Over the last couple of weeks, a business trip too me across 4 time zones / 10 flights / 9 cities in a period of 2 weeks. I have to mention to you an air hostess experience on one of these flights –

A passenger seated next to me was asleep when the air hostess made the “beginning decent – buckle up” announcement. In a few minutes, an air hostess walks up, wakes up my neighbour & tells to buckle up as already announced. Just as he was buckling up, he is curtly told that the announcement also asked passengers to straighten the seats.

A couple of days later, I was on the same airline & came across another similar incident.

This time an air hostess walks up, apologetically wakes up the passenger. Requests him to buckle up & straighten the seat. When the passenger forgot to straighten the seat, the same air hostess returns to courteously requests him to straighten the seat again. She quickly adds that some of the seats have a problem of tilting on their own at times.

Which customer experience do you think will result in the customer having a positive feeling about the airline?
Factually, the air hostess in the first case might be correct. But does anyone want to be reminded about it? How many of us are purely rational?

BW Customer Service Champs

Business Week has recently released its annual list of customer service champions.

Some of my notes & observations –
  • The list is dominated by car manufacturers & hotels.
  • When anyone mentions car rentals – Hertz is the first name that comes to most people’s minds. But Enterprise seems to be ahead in quite a few lists – including this one.
  • Some adopted tips & tricks – 24 hour service chat on the web; freebies – especially car servicing; happy employees leading to superior service; focus on customer’s overall experience; involvement of the top execs; etc.

Even Goliath embraces customer centricity

In this CNET article, Tom Krazit explains how Intel is turning a new page (a page out of its competitors strategy book) & becoming more customer centric. Even the behemoth recognizes the need to be customer centric.

You would think Intel with its market share & clout can push its way through. Pushing did work for a while, but then things changed – competitively & in their customers’ markets. Intel is now going out of its way to understand how it can help its customers win by differentiating themselves.

It becomes interesting when you realize that the PC manufacturers are all trying to differentiate themselves using the same chip maker – Intel. What a position to be in – partneirng with all players in the PC market & helping them all compete against one another – whichever PC maker wins, Intel always wins.

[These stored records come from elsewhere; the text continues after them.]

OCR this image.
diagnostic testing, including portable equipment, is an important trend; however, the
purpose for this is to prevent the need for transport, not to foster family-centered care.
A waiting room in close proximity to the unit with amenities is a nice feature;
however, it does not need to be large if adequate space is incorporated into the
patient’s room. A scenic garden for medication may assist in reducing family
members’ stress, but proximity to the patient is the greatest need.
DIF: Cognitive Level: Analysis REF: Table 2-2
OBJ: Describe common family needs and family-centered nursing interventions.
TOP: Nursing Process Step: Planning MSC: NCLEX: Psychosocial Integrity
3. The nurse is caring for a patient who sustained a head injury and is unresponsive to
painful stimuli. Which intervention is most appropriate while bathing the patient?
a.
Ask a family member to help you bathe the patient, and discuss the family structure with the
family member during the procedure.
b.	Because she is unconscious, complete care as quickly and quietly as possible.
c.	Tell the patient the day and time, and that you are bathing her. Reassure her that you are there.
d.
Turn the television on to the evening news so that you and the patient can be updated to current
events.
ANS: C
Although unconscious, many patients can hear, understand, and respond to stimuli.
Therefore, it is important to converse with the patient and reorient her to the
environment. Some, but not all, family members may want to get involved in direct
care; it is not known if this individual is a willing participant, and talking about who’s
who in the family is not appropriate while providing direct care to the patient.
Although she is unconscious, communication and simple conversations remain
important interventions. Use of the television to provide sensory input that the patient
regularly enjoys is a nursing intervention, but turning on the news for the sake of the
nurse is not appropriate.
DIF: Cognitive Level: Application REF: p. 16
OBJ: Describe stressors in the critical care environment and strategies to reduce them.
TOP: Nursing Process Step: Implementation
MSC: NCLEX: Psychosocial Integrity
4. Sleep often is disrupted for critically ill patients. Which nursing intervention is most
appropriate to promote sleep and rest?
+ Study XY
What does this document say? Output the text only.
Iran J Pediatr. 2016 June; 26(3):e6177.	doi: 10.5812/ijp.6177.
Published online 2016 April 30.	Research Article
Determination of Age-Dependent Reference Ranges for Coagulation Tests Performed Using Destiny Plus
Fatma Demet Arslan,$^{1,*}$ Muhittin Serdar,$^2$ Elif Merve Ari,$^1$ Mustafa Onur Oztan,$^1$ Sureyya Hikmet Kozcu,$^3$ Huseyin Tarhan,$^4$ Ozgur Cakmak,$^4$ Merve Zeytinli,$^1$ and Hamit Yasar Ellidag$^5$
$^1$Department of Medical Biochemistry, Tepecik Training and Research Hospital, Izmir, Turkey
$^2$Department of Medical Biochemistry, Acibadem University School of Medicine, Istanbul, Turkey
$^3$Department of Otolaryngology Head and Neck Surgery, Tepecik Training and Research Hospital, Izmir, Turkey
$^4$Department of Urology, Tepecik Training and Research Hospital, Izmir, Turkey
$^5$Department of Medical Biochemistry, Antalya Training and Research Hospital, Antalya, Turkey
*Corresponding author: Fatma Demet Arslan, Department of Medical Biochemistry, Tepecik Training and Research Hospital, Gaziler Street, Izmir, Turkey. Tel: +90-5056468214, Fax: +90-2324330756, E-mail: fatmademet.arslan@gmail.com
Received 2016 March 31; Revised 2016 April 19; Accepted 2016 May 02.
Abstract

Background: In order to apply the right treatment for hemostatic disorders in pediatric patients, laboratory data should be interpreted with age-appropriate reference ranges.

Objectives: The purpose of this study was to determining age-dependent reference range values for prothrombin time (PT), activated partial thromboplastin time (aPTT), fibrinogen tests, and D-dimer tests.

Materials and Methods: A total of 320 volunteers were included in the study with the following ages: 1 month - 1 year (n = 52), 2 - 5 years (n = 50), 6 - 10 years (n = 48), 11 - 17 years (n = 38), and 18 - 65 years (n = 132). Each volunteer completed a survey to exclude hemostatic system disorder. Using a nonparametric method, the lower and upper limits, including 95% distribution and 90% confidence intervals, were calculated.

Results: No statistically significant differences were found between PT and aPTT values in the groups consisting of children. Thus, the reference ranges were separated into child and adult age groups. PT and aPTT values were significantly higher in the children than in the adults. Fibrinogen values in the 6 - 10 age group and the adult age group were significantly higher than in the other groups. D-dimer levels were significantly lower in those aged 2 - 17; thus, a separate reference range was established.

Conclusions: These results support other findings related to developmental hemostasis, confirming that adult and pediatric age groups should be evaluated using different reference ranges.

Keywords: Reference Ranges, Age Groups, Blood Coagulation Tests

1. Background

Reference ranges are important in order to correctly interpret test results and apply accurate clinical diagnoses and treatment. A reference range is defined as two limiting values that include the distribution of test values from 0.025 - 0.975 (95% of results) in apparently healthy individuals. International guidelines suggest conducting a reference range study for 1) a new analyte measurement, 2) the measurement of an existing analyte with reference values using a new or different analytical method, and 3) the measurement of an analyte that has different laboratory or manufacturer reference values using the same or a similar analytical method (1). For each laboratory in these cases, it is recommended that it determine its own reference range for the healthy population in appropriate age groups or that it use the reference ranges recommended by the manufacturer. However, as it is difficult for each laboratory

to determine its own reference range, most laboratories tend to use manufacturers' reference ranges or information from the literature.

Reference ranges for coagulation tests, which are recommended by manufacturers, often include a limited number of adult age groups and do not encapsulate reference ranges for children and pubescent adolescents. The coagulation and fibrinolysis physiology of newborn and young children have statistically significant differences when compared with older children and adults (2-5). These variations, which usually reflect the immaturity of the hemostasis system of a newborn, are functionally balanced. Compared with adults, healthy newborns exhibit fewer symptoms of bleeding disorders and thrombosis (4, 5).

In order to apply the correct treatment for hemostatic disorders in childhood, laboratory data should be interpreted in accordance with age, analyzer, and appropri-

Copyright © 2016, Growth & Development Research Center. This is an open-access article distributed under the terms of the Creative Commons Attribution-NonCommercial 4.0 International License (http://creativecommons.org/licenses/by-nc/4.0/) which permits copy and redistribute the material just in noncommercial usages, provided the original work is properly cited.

Is being customer centric altruistic?

Often qualities of altruism, sacrifice and benevolance are associated with customer centricity. The common perception is that being customer centric is tantamount to accepting a win-loose (the customer centric organization loosing to the customer) strategy. Best left to the realms of business idealism?

Being customer centric means that the supplier organization is sensitized to the world of its customers. What are their business challenges? What does it take to succeed in that world? What is my customer’s strategy? What adds value to my customer or their customers? Basically – the abiliy to get into our customers shoes.
Isn’t this something we see in a ot of successful people around us.